Three years ago this month, we stood on the very same mountaintop, appreciating the breathtaking setting and surveying the work to be done. After two years of successful collaboration with the Government of Rwanda and the Clinton Health Access Initiative—having built two public hospitals, training scores of doctors, nurses and community health workers, and providing care to hundreds of thousands—our Government partners invited PIH to help them implement an ambitious new model of rights-based, primary health care in the remote Burera District. They chose Burera because its desperately poor health care infrastructure was most deserving of attention. Difficult roads. No electricity. One doctor serving nearly 350,000 souls. Women dying in childbirth on boats trying to reach the nearest hospital. If we succeed in Burera, they told us, we can succeed anywhere.

The mountaintop on which we stood housed a military camp. It had been an important battleground in the war that ended the 1994 genocide and decades of conflict. Rwanda was moving forward. It was time to replace soldiers with doctors. President Kagame had promised the people a hospital on this very site—and he keeps his promises.

Two years ago this month, we launched construction on this very same mountaintop. In the preceding year, a series of abandoned buildings—some of them used to confront and reconcile the perpetrators and victims of the 1994 tragedy—had been transformed into a temporary hospital staffed by seven doctors and more than 50 nurses, providing desperately needed care.

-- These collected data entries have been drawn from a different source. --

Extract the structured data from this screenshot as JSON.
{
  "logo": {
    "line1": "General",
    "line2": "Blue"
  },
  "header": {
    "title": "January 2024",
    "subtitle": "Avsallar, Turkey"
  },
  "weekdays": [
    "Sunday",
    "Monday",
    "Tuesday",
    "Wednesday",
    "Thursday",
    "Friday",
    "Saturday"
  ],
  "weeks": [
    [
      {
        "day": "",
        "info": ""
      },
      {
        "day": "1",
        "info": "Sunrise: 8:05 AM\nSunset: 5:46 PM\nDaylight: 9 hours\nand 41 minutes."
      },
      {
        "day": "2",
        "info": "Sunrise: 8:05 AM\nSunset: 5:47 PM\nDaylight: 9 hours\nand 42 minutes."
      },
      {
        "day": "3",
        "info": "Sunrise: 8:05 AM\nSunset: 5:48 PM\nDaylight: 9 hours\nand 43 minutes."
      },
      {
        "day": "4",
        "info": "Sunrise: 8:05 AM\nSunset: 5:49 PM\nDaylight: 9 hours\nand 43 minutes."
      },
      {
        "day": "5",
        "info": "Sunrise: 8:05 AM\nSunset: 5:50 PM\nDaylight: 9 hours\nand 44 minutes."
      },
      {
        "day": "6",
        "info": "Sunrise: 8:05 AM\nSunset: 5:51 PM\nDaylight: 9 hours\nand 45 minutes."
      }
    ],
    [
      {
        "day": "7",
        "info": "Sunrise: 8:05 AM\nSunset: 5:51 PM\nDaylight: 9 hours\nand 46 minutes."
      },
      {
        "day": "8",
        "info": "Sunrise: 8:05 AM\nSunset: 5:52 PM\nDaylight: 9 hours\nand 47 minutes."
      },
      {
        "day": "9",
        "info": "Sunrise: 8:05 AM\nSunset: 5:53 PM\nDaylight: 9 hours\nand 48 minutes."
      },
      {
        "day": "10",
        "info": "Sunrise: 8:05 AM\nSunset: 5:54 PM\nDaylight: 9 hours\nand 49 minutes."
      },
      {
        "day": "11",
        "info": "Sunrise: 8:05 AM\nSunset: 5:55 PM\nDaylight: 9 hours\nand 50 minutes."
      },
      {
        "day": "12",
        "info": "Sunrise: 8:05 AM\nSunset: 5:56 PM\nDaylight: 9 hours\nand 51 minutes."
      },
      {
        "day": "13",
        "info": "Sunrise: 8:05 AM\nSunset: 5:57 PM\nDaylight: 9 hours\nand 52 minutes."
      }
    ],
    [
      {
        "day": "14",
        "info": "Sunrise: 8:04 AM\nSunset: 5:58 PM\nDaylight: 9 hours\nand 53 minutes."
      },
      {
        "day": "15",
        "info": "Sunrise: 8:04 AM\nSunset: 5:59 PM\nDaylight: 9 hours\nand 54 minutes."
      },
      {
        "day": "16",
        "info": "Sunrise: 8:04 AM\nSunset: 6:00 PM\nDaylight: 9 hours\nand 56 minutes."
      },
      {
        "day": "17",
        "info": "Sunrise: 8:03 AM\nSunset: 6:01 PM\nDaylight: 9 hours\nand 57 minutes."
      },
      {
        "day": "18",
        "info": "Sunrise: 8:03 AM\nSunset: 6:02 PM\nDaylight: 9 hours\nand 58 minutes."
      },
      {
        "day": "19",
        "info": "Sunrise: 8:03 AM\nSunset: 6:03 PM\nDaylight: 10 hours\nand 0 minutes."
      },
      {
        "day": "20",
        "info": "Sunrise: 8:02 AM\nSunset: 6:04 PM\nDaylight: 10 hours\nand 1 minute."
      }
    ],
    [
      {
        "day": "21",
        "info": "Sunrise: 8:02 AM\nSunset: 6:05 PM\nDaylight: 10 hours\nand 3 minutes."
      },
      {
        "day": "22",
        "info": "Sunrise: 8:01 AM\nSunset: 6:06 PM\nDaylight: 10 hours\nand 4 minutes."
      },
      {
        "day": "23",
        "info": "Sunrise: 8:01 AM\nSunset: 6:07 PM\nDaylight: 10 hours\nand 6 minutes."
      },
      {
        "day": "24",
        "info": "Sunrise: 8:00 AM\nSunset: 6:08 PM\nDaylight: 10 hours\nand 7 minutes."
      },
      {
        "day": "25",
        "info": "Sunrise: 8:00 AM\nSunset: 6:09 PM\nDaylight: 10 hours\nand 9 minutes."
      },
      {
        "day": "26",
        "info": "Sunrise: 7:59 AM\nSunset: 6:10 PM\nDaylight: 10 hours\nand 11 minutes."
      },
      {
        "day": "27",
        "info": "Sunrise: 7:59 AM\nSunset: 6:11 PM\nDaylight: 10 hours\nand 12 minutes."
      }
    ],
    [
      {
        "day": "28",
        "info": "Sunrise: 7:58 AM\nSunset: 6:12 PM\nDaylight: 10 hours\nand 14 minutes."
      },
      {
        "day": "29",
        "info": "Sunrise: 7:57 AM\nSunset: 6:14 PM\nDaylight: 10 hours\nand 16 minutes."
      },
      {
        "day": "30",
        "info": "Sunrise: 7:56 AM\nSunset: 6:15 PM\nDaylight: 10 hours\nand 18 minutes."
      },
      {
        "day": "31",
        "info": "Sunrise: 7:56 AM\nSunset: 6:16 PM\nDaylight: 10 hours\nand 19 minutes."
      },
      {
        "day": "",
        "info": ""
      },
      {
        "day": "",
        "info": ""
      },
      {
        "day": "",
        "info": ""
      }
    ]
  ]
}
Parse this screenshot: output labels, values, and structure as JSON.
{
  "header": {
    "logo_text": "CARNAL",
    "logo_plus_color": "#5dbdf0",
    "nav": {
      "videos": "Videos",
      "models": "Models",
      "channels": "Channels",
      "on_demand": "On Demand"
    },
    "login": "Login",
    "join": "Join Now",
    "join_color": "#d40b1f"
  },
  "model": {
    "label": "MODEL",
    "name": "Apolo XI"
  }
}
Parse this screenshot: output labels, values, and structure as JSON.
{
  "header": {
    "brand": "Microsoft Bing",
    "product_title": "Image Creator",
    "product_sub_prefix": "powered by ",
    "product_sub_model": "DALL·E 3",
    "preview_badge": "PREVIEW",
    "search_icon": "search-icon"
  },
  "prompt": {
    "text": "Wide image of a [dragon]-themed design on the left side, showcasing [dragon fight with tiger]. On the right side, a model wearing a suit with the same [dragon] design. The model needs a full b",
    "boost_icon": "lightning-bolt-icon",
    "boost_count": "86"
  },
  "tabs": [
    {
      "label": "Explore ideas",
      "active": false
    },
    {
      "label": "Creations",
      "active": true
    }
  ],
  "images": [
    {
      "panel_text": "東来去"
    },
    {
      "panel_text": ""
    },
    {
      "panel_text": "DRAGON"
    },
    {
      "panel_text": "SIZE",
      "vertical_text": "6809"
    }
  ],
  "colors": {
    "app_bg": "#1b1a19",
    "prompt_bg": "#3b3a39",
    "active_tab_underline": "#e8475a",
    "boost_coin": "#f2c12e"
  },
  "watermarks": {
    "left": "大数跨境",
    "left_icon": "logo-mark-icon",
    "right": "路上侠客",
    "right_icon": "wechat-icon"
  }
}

In the meantime, our collective ambitions for a permanent hospital grew. Originally, we had intended to build a modest district hospital. But here in Rwanda, the country that was beginning to teach the world how to break the cycle of poverty and disease, why not create a flagship teaching hospital?

One year ago this month, a massive earthquake rocked Haiti, killing hundreds of thousands and displacing millions in just a few seconds. The government of Rwanda, the people of Rwanda, and the staff of Inshuti Mu Buzima responded with a tremendous outpouring of support. Community health workers donated portions of their modest pay to the relief effort. Once the shock abated, it became evident that Rwanda provided Haiti with perhaps the finest example of how to Build Back Better in the wake of devastation and tragedy. And so we accelerated construction, adding a third shift of local construction workers. Many nights I would be awakened at two or three in the morning to the sounds of hammers, saws and the music of hundreds of men and women singing as they worked tirelessly under flood lamps.

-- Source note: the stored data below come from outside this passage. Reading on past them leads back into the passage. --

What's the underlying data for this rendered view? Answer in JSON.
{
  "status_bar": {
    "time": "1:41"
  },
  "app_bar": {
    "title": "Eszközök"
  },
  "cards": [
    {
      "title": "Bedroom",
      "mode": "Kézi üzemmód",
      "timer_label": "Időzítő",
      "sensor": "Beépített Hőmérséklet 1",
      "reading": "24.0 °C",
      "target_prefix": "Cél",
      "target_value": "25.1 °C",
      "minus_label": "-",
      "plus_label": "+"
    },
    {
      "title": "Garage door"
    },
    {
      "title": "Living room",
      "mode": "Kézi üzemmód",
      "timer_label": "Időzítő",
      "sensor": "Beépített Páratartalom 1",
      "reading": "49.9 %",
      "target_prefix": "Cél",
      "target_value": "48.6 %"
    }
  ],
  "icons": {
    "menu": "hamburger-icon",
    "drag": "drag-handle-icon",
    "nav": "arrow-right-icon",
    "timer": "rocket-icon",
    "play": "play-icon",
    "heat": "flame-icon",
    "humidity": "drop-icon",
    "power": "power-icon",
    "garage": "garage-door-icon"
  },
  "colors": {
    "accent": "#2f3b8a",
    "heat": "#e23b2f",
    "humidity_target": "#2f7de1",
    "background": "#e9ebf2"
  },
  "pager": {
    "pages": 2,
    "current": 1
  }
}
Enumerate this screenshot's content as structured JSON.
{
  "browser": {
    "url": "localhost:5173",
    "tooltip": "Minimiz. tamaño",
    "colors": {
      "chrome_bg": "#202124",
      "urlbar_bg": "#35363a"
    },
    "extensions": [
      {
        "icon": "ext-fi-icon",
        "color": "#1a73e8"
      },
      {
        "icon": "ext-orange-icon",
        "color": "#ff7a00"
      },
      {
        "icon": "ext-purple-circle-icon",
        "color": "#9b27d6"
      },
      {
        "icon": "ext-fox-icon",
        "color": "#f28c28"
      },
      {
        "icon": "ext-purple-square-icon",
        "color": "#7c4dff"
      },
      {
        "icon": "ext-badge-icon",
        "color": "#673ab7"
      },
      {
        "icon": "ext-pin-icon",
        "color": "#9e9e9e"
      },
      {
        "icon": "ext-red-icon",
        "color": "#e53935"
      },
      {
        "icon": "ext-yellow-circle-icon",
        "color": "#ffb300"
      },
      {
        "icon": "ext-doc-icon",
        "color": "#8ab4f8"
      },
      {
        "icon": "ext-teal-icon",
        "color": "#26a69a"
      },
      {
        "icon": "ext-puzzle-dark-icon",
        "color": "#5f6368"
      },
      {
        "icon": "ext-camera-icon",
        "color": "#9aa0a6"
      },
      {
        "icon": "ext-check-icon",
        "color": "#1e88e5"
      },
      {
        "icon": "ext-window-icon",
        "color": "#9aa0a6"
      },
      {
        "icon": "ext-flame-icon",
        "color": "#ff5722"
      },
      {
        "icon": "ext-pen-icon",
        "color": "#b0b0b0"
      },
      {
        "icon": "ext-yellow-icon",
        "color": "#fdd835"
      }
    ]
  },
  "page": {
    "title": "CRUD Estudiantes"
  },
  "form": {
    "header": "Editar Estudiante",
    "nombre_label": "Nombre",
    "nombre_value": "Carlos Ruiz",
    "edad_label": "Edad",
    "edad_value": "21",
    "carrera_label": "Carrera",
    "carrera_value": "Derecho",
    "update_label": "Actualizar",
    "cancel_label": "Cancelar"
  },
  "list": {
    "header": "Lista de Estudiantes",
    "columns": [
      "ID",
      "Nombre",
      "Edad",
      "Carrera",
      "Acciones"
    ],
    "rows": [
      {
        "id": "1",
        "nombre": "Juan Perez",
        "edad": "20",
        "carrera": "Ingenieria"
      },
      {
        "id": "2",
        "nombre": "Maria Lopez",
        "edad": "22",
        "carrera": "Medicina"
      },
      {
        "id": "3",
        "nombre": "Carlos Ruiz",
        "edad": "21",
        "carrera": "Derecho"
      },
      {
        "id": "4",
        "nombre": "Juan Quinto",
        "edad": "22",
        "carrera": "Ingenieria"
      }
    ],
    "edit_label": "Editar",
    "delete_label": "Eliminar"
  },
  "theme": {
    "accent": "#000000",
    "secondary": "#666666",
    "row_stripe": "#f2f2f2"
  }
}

More than 3,500 good jobs were created during the construction. Every window, every door and most of the furniture was made on site by local craftsmen in vocational training programs. More kids are in school because of this hospital. People are healthier, and communities are stronger because of this hospital. And all this before the first patient even arrived. Butaro is a powerful example of the “virtuous social cycle” that is created when smart investments in health infrastructure transform communities by catalyzing economic development and social change.

 
 

Dr. Peter Drobac shows Rwandan President Paul Kagame around the new Butaro Hospital.

On Monday, President Kagame said, "Butaro is more than a hospital. It is a unique story of exceptional people with the desire to see positive change in the world and in communities like the one hosting us today... It is also a story about strong and mutually benefiting partnerships and the fact that when we come together and join forces, commendable results can be achieved."

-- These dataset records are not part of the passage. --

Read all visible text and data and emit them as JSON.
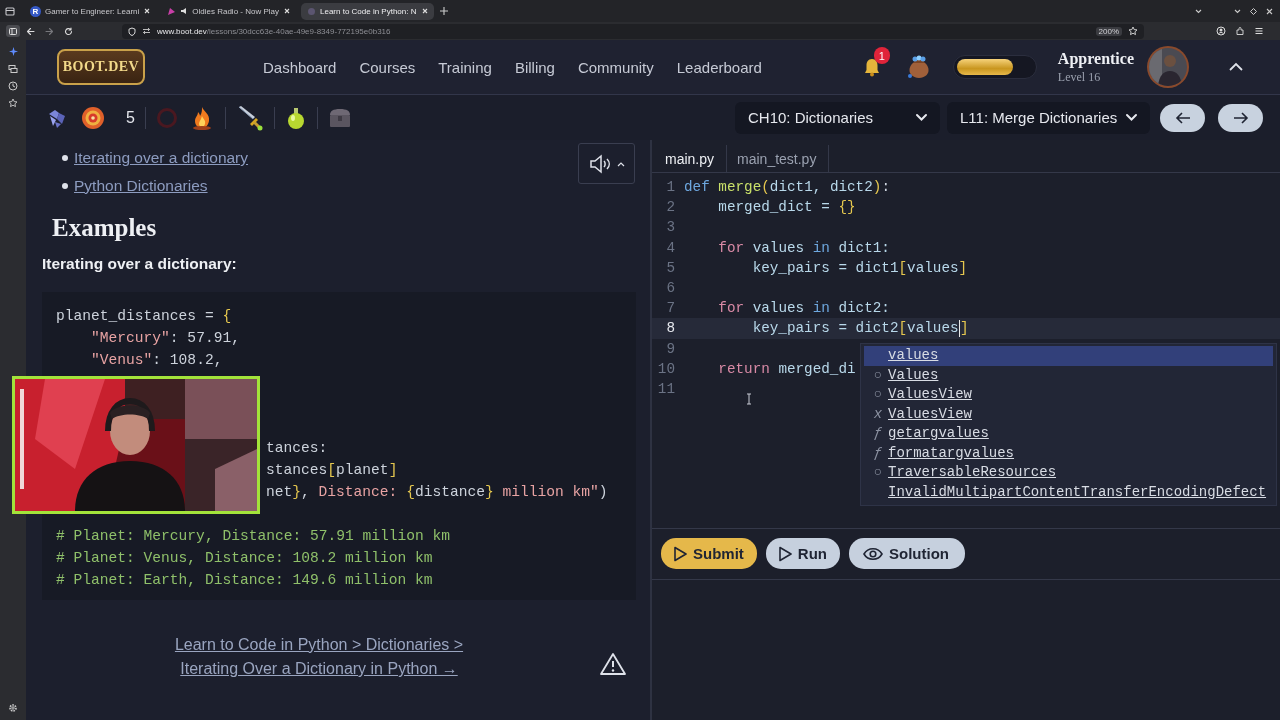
{
  "browser": {
    "tabs": [
      {
        "title": "Gamer to Engineer: Learni",
        "kind": "letter",
        "favicon_letter": "R",
        "audio": false,
        "selected": false
      },
      {
        "title": "Oldies Radio - Now Play",
        "kind": "radio",
        "audio": true,
        "selected": false
      },
      {
        "title": "Learn to Code in Python: N",
        "kind": "site",
        "audio": false,
        "selected": true
      }
    ],
    "url_host": "www.boot.dev",
    "url_path": "/lessons/30dcc63e-40ae-49e9-8349-772195e0b316",
    "zoom": "200%"
  },
  "header": {
    "logo": "BOOT.DEV",
    "nav": [
      "Dashboard",
      "Courses",
      "Training",
      "Billing",
      "Community",
      "Leaderboard"
    ],
    "notification_count": "1",
    "xp": {
      "level": 0.74
    },
    "rank": "Apprentice",
    "level_label": "Level 16",
    "avatar": {
      "kind": "picture"
    }
  },
  "subbar": {
    "inventory": [
      [
        {
          "kind": "gem"
        },
        {
          "kind": "target"
        },
        {
          "kind": "count",
          "text": "5"
        }
      ],
      [
        {
          "kind": "ring"
        },
        {
          "kind": "flame"
        }
      ],
      [
        {
          "kind": "sword"
        }
      ],
      [
        {
          "kind": "potion"
        }
      ],
      [
        {
          "kind": "chest"
        }
      ]
    ],
    "chapter": "CH10: Dictionaries",
    "lesson": "L11: Merge Dictionaries"
  },
  "lesson": {
    "links": [
      "Iterating over a dictionary",
      "Python Dictionaries"
    ],
    "heading": "Examples",
    "subheading": "Iterating over a dictionary:",
    "code": [
      {
        "kind": "code",
        "tokens": [
          {
            "text": "planet_distances = ",
            "kind": "plain"
          },
          {
            "text": "{",
            "kind": "brace"
          }
        ]
      },
      {
        "kind": "code",
        "tokens": [
          {
            "text": "    \"Mercury\"",
            "kind": "string"
          },
          {
            "text": ": 57.91,",
            "kind": "plain"
          }
        ]
      },
      {
        "kind": "code",
        "tokens": [
          {
            "text": "    \"Venus\"",
            "kind": "string"
          },
          {
            "text": ": 108.2,",
            "kind": "plain"
          }
        ]
      },
      {
        "kind": "blank"
      },
      {
        "kind": "blank"
      },
      {
        "kind": "blank"
      },
      {
        "kind": "code",
        "clipped": true,
        "tokens": [
          {
            "text": "tances:",
            "kind": "plain"
          }
        ]
      },
      {
        "kind": "code",
        "clipped": true,
        "tokens": [
          {
            "text": "stances",
            "kind": "plain"
          },
          {
            "text": "[",
            "kind": "brace"
          },
          {
            "text": "planet",
            "kind": "plain"
          },
          {
            "text": "]",
            "kind": "brace"
          }
        ]
      },
      {
        "kind": "code",
        "clipped": true,
        "tokens": [
          {
            "text": "net",
            "kind": "plain"
          },
          {
            "text": "}",
            "kind": "brace"
          },
          {
            "text": ", ",
            "kind": "plain"
          },
          {
            "text": "Distance: ",
            "kind": "string"
          },
          {
            "text": "{",
            "kind": "brace"
          },
          {
            "text": "distance",
            "kind": "plain"
          },
          {
            "text": "}",
            "kind": "brace"
          },
          {
            "text": " million km\"",
            "kind": "string"
          },
          {
            "text": ")",
            "kind": "plain"
          }
        ]
      },
      {
        "kind": "blank"
      },
      {
        "kind": "comment",
        "tokens": [
          {
            "text": "# Planet: Mercury, Distance: 57.91 million km",
            "kind": "comment"
          }
        ]
      },
      {
        "kind": "comment",
        "tokens": [
          {
            "text": "# Planet: Venus, Distance: 108.2 million km",
            "kind": "comment"
          }
        ]
      },
      {
        "kind": "comment",
        "tokens": [
          {
            "text": "# Planet: Earth, Distance: 149.6 million km",
            "kind": "comment"
          }
        ]
      }
    ],
    "webcam": {
      "kind": "picture"
    },
    "breadcrumb": [
      "Learn to Code in Python > Dictionaries >",
      "Iterating Over a Dictionary in Python →"
    ]
  },
  "editor": {
    "files": [
      {
        "name": "main.py",
        "selected": true
      },
      {
        "name": "main_test.py",
        "selected": false
      }
    ],
    "lines": [
      {
        "number": "1",
        "current": false,
        "tokens": [
          {
            "text": "def",
            "kind": "keyword"
          },
          {
            "text": " merge",
            "kind": "function"
          },
          {
            "text": "(",
            "kind": "brace"
          },
          {
            "text": "dict1, dict2",
            "kind": "name"
          },
          {
            "text": ")",
            "kind": "brace"
          },
          {
            "text": ":",
            "kind": "plain"
          }
        ]
      },
      {
        "number": "2",
        "current": false,
        "tokens": [
          {
            "text": "    merged_dict = ",
            "kind": "name"
          },
          {
            "text": "{}",
            "kind": "brace"
          }
        ]
      },
      {
        "number": "3",
        "current": false
      },
      {
        "number": "4",
        "current": false,
        "tokens": [
          {
            "text": "    for",
            "kind": "control"
          },
          {
            "text": " values ",
            "kind": "name"
          },
          {
            "text": "in",
            "kind": "keyword"
          },
          {
            "text": " dict1:",
            "kind": "name"
          }
        ]
      },
      {
        "number": "5",
        "current": false,
        "tokens": [
          {
            "text": "        key_pairs = dict1",
            "kind": "name"
          },
          {
            "text": "[",
            "kind": "brace"
          },
          {
            "text": "values",
            "kind": "name"
          },
          {
            "text": "]",
            "kind": "brace"
          }
        ]
      },
      {
        "number": "6",
        "current": false
      },
      {
        "number": "7",
        "current": false,
        "tokens": [
          {
            "text": "    for",
            "kind": "control"
          },
          {
            "text": " values ",
            "kind": "name"
          },
          {
            "text": "in",
            "kind": "keyword"
          },
          {
            "text": " dict2:",
            "kind": "name"
          }
        ]
      },
      {
        "number": "8",
        "current": true,
        "tokens": [
          {
            "text": "        key_pairs = dict2",
            "kind": "name"
          },
          {
            "text": "[",
            "kind": "brace"
          },
          {
            "text": "values",
            "kind": "name"
          },
          {
            "text": "]",
            "kind": "brace"
          }
        ]
      },
      {
        "number": "9",
        "current": false
      },
      {
        "number": "10",
        "current": false,
        "tokens": [
          {
            "text": "    return",
            "kind": "control"
          },
          {
            "text": " merged_di",
            "kind": "name"
          }
        ]
      },
      {
        "number": "11",
        "current": false
      }
    ],
    "suggestions": [
      {
        "label": "values",
        "selected": true
      },
      {
        "label": "Values",
        "icon": "○",
        "selected": false
      },
      {
        "label": "ValuesView",
        "icon": "○",
        "selected": false
      },
      {
        "label": "ValuesView",
        "icon": "x",
        "selected": false
      },
      {
        "label": "getargvalues",
        "icon": "ƒ",
        "selected": false
      },
      {
        "label": "formatargvalues",
        "icon": "ƒ",
        "selected": false
      },
      {
        "label": "TraversableResources",
        "icon": "○",
        "selected": false
      },
      {
        "label": "InvalidMultipartContentTransferEncodingDefect",
        "selected": false
      }
    ],
    "buttons": [
      {
        "label": "Submit",
        "kind": "submit"
      },
      {
        "label": "Run",
        "kind": "run"
      },
      {
        "label": "Solution",
        "kind": "solution"
      }
    ]
  }
}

On behalf of the thousands of people who built this hospital, and the hundreds of thousands who will benefit, I want to thank you for your partnership, which made all of this possible. Now, of course, the real work begins. Caring for patients, teaching, striving to deliver ever-higher standards of equity and quality, all of which will ensure that Butaro Hospital fulfills its immense promise.

In other words, it’s time for the fun part.